Gerinnungs- und immunologische Störungen in der Schwangerschaft: Neues zu Pathogenese, Prophylaxe und Therapie der Präeklampsie und des HELLP-Syndroms

Vortragsveranstaltung

Ort

Labor Lademannbogen
Lademannbogen 61
22339 Hamburg

Datum

02.02.1999 um 20:00 Uhr

Anmeldung

Wir bitten Sie uns für die Teilnahmezusage eine E-Mail (info(at)labor-lademannbogen.de) zu schicken oder uns unter der Telefonnummer 040 / 53805-0 zu benachrichtigen. Als Besucher sind Sie an diesem Abend unter der Telefonnummer 040 / 53805-791 zu erreichen.

Hinweis

Programm

20.15 Uhr

Dr. med. H.-A. von Waldenfels
Histologische Differentialdiagnose kolorektaler Polypen

20.25 Uhr

Prof. Dr. L. Heilmann
Therapie des habituellen Abortes, der Präeklampsie und des HELLP-Syndroms: Halten Immunglobuline das, was sie versprechen? Erste Studienergebnisse

20.50 Uhr

Prof. Dr. U. Budde
Was haben habitueller Abort, Präeklampsie und HELLP-Syndrom mit dem Anti-Phospholipidsyndrom und der Thrombophilie zu tun?

21.15 Uhr

Fr. S. Kuse
zur Diskussion aufgefordert

zum Thema:

Das Anti-Phospholipidsyndrom (APS) ist erst seit 15 Jahren als eine mögliche Ursache für rezidivierende Aborte und Thrombosen allgemein anerkannt. Darüber hinaus haben Schwangere mit dem APS gehäuft Präeklampsie, HELLP-Syndrom, IUGR (intrauterin growth retardation) und vorzeitige Plazentaablösung.
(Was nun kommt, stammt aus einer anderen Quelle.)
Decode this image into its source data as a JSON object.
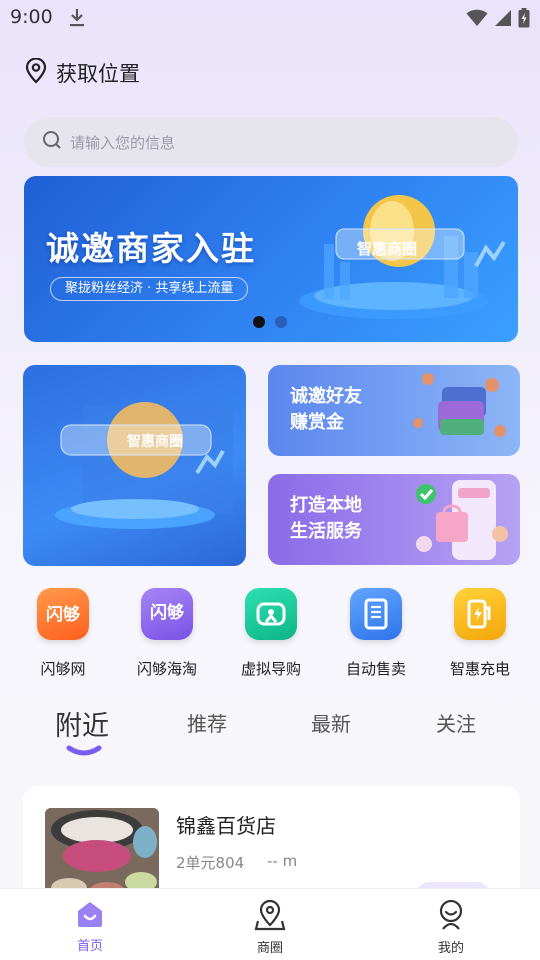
{
  "status_bar": {
    "time": "9:00"
  },
  "location": {
    "label": "获取位置"
  },
  "search": {
    "placeholder": "请输入您的信息"
  },
  "banner": {
    "title": "诚邀商家入驻",
    "subtitle": "聚拢粉丝经济 · 共享线上流量",
    "emblem_text": "智惠商圈",
    "active_dot": 0
  },
  "promo": {
    "left_emblem_text": "智惠商圈",
    "invite_line1": "诚邀好友",
    "invite_line2": "赚赏金",
    "service_line1": "打造本地",
    "service_line2": "生活服务"
  },
  "quick_entries": [
    {
      "label": "闪够网",
      "icon": "shangou-icon",
      "color": "#ff7a2d",
      "mark": "闪够"
    },
    {
      "label": "闪够海淘",
      "icon": "shangou-haitao-icon",
      "color": "#8b63ec",
      "mark": "闪够"
    },
    {
      "label": "虚拟导购",
      "icon": "virtual-guide-icon",
      "color": "#13c79a"
    },
    {
      "label": "自动售卖",
      "icon": "vending-icon",
      "color": "#3a86f2"
    },
    {
      "label": "智惠充电",
      "icon": "charging-icon",
      "color": "#f7b90f"
    }
  ],
  "tabs": [
    {
      "label": "附近",
      "active": true
    },
    {
      "label": "推荐",
      "active": false
    },
    {
      "label": "最新",
      "active": false
    },
    {
      "label": "关注",
      "active": false
    }
  ],
  "store": {
    "name": "锦鑫百货店",
    "address": "2单元804",
    "distance": "-- m"
  },
  "bottom_nav": [
    {
      "label": "首页",
      "icon": "home-icon",
      "active": true
    },
    {
      "label": "商圈",
      "icon": "map-pin-icon",
      "active": false
    },
    {
      "label": "我的",
      "icon": "profile-icon",
      "active": false
    }
  ],
  "colors": {
    "accent": "#7a5cf0",
    "banner_blue": "#2f7ff0"
  }
}
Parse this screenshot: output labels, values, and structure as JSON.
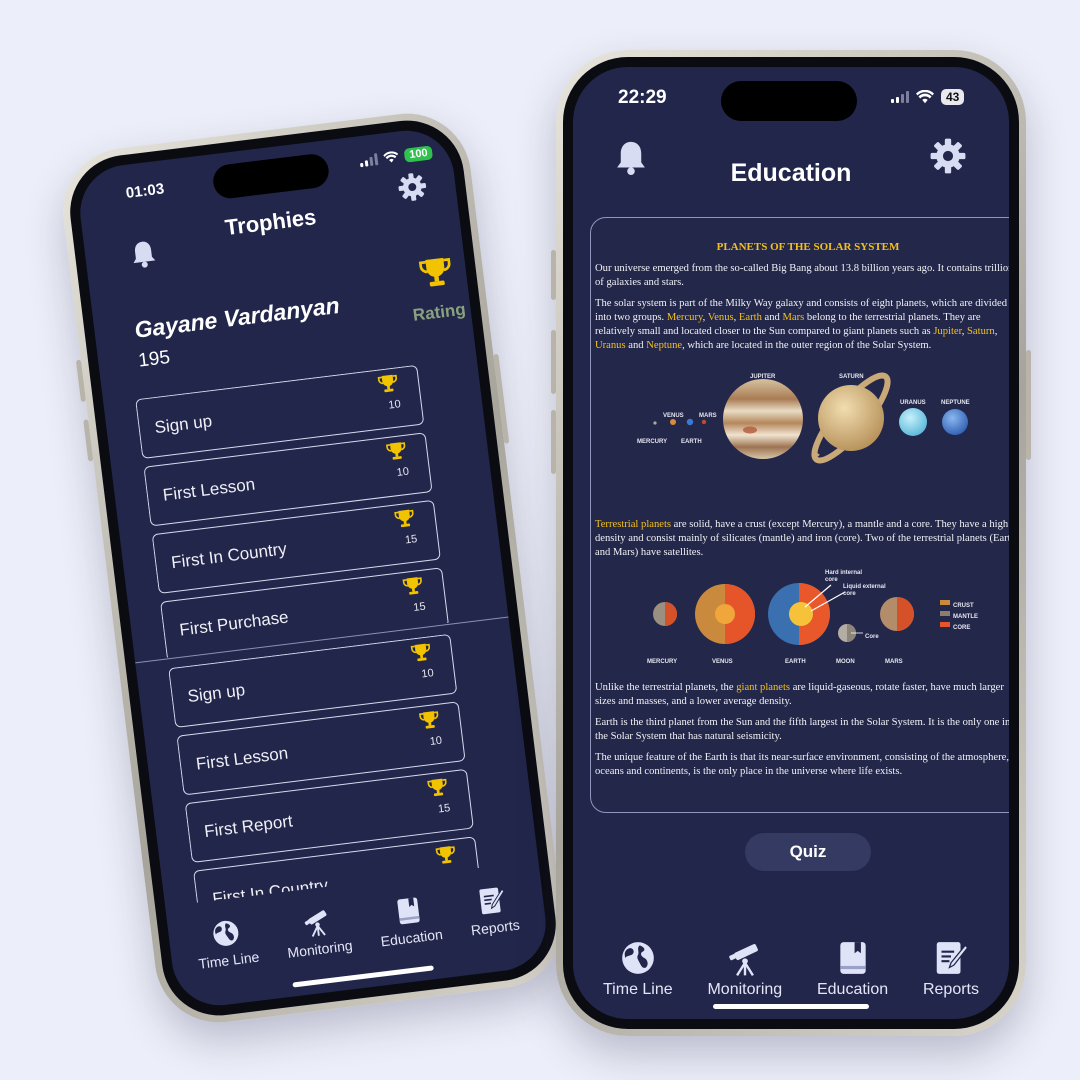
{
  "trophies_screen": {
    "status": {
      "time": "01:03",
      "battery": "100"
    },
    "title": "Trophies",
    "user": {
      "name": "Gayane Vardanyan",
      "score": "195"
    },
    "rating_label": "Rating",
    "list_top": [
      {
        "name": "Sign up",
        "points": "10"
      },
      {
        "name": "First Lesson",
        "points": "10"
      },
      {
        "name": "First In Country",
        "points": "15"
      },
      {
        "name": "First Purchase",
        "points": "15"
      }
    ],
    "list_bottom": [
      {
        "name": "Sign up",
        "points": "10"
      },
      {
        "name": "First Lesson",
        "points": "10"
      },
      {
        "name": "First Report",
        "points": "15"
      },
      {
        "name": "First In Country",
        "points": ""
      }
    ],
    "tabs": [
      "Time Line",
      "Monitoring",
      "Education",
      "Reports"
    ]
  },
  "education_screen": {
    "status": {
      "time": "22:29",
      "battery": "43"
    },
    "title": "Education",
    "article": {
      "title": "PLANETS OF THE SOLAR SYSTEM",
      "p1": "Our universe emerged from the so-called Big Bang about 13.8 billion years ago. It contains trillions of galaxies and stars.",
      "p2": {
        "a": "The solar system is part of the Milky Way galaxy and consists of eight planets, which are divided into two groups. ",
        "mercury": "Mercury",
        "venus": "Venus",
        "earth": "Earth",
        "and": "and",
        "mars": "Mars",
        "b": " belong to the terrestrial planets. They are relatively small and located closer to the Sun compared to giant planets such as ",
        "jupiter": "Jupiter",
        "saturn": "Saturn",
        "uranus": "Uranus",
        "neptune": "Neptune",
        "c": ", which are located in the outer region of the Solar System."
      },
      "figure1_labels": {
        "mercury": "MERCURY",
        "venus": "VENUS",
        "earth": "EARTH",
        "mars": "MARS",
        "jupiter": "JUPITER",
        "saturn": "SATURN",
        "uranus": "URANUS",
        "neptune": "NEPTUNE"
      },
      "p3": {
        "hl": "Terrestrial planets",
        "rest": " are solid, have a crust (except Mercury), a mantle and a core. They have a high density and consist mainly of silicates (mantle) and iron (core). Two of the terrestrial planets (Earth and Mars) have satellites."
      },
      "figure2_labels": {
        "mercury": "MERCURY",
        "venus": "VENUS",
        "earth": "EARTH",
        "moon": "MOON",
        "mars": "MARS",
        "hard_core": "Hard internal core",
        "liquid_core": "Liquid external core",
        "core": "Core",
        "crust": "CRUST",
        "mantle": "MANTLE",
        "core_legend": "CORE"
      },
      "p4": {
        "a": "Unlike the terrestrial planets, the ",
        "hl": "giant planets",
        "b": " are liquid-gaseous, rotate faster, have much larger sizes and masses, and a lower average density."
      },
      "p5": "Earth is the third planet from the Sun and the fifth largest in the Solar System. It is the only one in the Solar System that has natural seismicity.",
      "p6": "The unique feature of the Earth is that its near-surface environment, consisting of the atmosphere, oceans and continents, is the only place in the universe where life exists."
    },
    "quiz_label": "Quiz",
    "tabs": [
      "Time Line",
      "Monitoring",
      "Education",
      "Reports"
    ]
  },
  "colors": {
    "background": "#eceef9",
    "screen": "#22264b",
    "accent": "#f4c021",
    "trophy": "#f2c300",
    "rating": "#8aa07e",
    "battery_green": "#2fc04e"
  },
  "icons": [
    "bell-icon",
    "gear-icon",
    "trophy-icon",
    "globe-icon",
    "telescope-icon",
    "book-icon",
    "report-icon",
    "wifi-icon",
    "signal-icon"
  ]
}
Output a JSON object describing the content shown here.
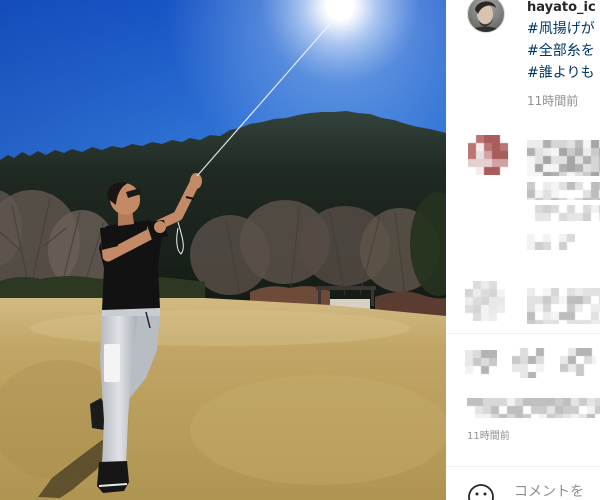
{
  "post": {
    "username": "hayato_ic",
    "caption_lines": [
      "#凧揚げが",
      "#全部糸を",
      "#誰よりも"
    ],
    "caption_time": "11時間前"
  },
  "actions": {
    "time": "11時間前"
  },
  "comment_box": {
    "placeholder": "コメントを"
  },
  "icons": {
    "profile": "profile-avatar",
    "actions": [
      "heart-icon",
      "comment-icon",
      "share-icon"
    ],
    "emoji": "smiley-icon"
  },
  "colors": {
    "text": "#262626",
    "hashtag": "#00376b",
    "muted": "#8e8e8e",
    "divider": "#efefef"
  }
}
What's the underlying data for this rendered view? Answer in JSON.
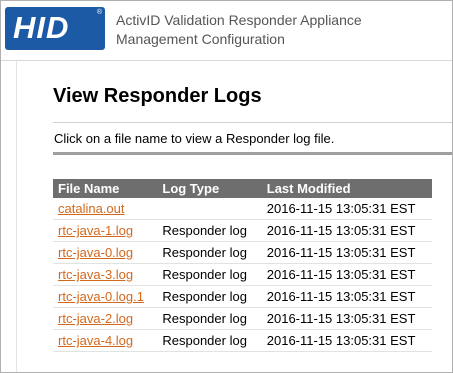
{
  "header": {
    "logo_text": "HID",
    "logo_mark": "®",
    "title_line1": "ActivID Validation Responder Appliance",
    "title_line2": "Management Configuration"
  },
  "page": {
    "title": "View Responder Logs",
    "intro": "Click on a file name to view a Responder log file."
  },
  "table": {
    "headers": [
      "File Name",
      "Log Type",
      "Last Modified"
    ],
    "rows": [
      {
        "file": "catalina.out",
        "type": "",
        "modified": "2016-11-15 13:05:31 EST"
      },
      {
        "file": "rtc-java-1.log",
        "type": "Responder log",
        "modified": "2016-11-15 13:05:31 EST"
      },
      {
        "file": "rtc-java-0.log",
        "type": "Responder log",
        "modified": "2016-11-15 13:05:31 EST"
      },
      {
        "file": "rtc-java-3.log",
        "type": "Responder log",
        "modified": "2016-11-15 13:05:31 EST"
      },
      {
        "file": "rtc-java-0.log.1",
        "type": "Responder log",
        "modified": "2016-11-15 13:05:31 EST"
      },
      {
        "file": "rtc-java-2.log",
        "type": "Responder log",
        "modified": "2016-11-15 13:05:31 EST"
      },
      {
        "file": "rtc-java-4.log",
        "type": "Responder log",
        "modified": "2016-11-15 13:05:31 EST"
      }
    ]
  },
  "colors": {
    "brand": "#1d5aa6",
    "link": "#d2691e",
    "table_header": "#6e6e6e"
  }
}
Die Mechanismen, die zu diesen pathologischen Schwangerschaftsverläufen führen, sind bisher nur in Ansätzen bekannt. Denkbar wäre einerseits eine primär mütterliche Erkrankung als Ursache einer sekundären Plazenta-Entwicklungsstörung. Andererseits wäre eine primäre Plazentationsstörung möglich, direkt oder indirekt verursacht durch Anti-Phospholipidantikörper. Die Diagnose des APS wird gestellt durch den Nachweis von IgG- oder IgM-Anti-Cardiolipin-Antikörper und / oder durch einen positiven Lupus-Antikoagulanz-Test.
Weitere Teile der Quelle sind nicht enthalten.